Springy Ankle Device Improves Walking Efficiency 7%
Biomechanical scientists have created a simple device that can increase walking efficiency, or "human gas mileage," by an average of 7 percent when worn around the ankle.
Biomechanical scientists have created a simple device that can increase walking efficiency, or "human gas mileage," by an average of 7 percent when worn around the ankle. Weighing about a pound, or the typical weight of a loafer, the device fits inside the shoe and works to coordinate the movements of the calf muscle and Achilles tendon.
Researchers at Carnegie Mellon University and North Carolina State University who created the device found through biometrical analysis that (1) the ankle is the primary source of power in human walking and running and (2) that the Achilles tendon is not itself a source of power, but functions more like a clutch.
By providing a more advanced clutch than what human biology offers, the device improves walking efficiency by up to 12 percent for more advanced users, and the average boost in efficiency is equivalent to removing a 10-pound backpack from the person walking or running.
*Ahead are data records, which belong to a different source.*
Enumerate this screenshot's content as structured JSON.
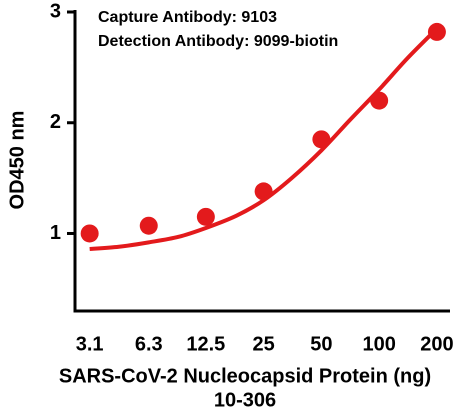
{
  "chart_data": {
    "type": "scatter",
    "annotations": [
      "Capture Antibody: 9103",
      "Detection Antibody: 9099-biotin"
    ],
    "x_label": [
      "SARS-CoV-2 Nucleocapsid Protein (ng)",
      "10-306"
    ],
    "y_label": "OD450 nm",
    "series": [
      {
        "color": "#e31a1c",
        "style": "points",
        "x": [
          3.1,
          6.3,
          12.5,
          25,
          50,
          100,
          200
        ],
        "values": [
          1.0,
          1.07,
          1.15,
          1.38,
          1.85,
          2.2,
          2.82
        ]
      },
      {
        "color": "#e31a1c",
        "style": "line",
        "x": [
          3.1,
          4.4,
          6.3,
          9,
          12.5,
          18,
          25,
          35,
          50,
          70,
          100,
          140,
          200
        ],
        "values": [
          0.86,
          0.88,
          0.92,
          0.97,
          1.05,
          1.16,
          1.3,
          1.5,
          1.75,
          2.02,
          2.3,
          2.58,
          2.85
        ]
      }
    ],
    "xscale": "log",
    "xlim": [
      2.6,
      234
    ],
    "xticks": [
      3.1,
      6.3,
      12.5,
      25,
      50,
      100,
      200
    ],
    "ylim": [
      0.3,
      3
    ],
    "yticks": [
      1,
      2,
      3
    ]
  }
}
Dr. Gregory Sawicki, a biomedical engineer who worked on the project, explains how the device functions:
"The unpowered exoskeleton is like a catapult. It has a spring that mimics the action of your Achilles' tendon, and works in parallel with your calf muscles to reduce the load placed upon them. The clutch is essential to engage the spring only while the foot is on the ground, allowing it to store and then release elastic energy. Later it automatically disengages to allow free motion while the foot is in the air."
While larger exoskeleton devices have required external power sources like batteries to operate, the new device works with a simple spring, allowing greater distances to be covered by exerting the same amount of energy, or saving energy over the same amount of distance.
Researchers say that the device could be extremely useful in helping the aged to walk and individuals who typically carry heavy loads such as delivery workers and soldiers. What is surprising about the simple mechanics of the device is how easily it improves on millions of years of selective evolution. Indeed, engineers typically look to copy nature when making efficient devices.
So why did nature stop at "good enough" when it came to human locomotion? For some additional insight in the matter, Richard Dawkins explains how evolution selects for survival, likening our bodies to gene machines. During his Big Think interview, Dawkins contradicts the maxim that whatever doesn't kill you makes you stronger. In the case of evolution, what doesn't kill you may just stay the same.
"We’re gene machines in the sense that a body is constructed by genes that have been successful in surviving in the past; they're good at surviving because they're good at constructing machines in which they survive. So a body is a machine for the propagation of the genes that built it."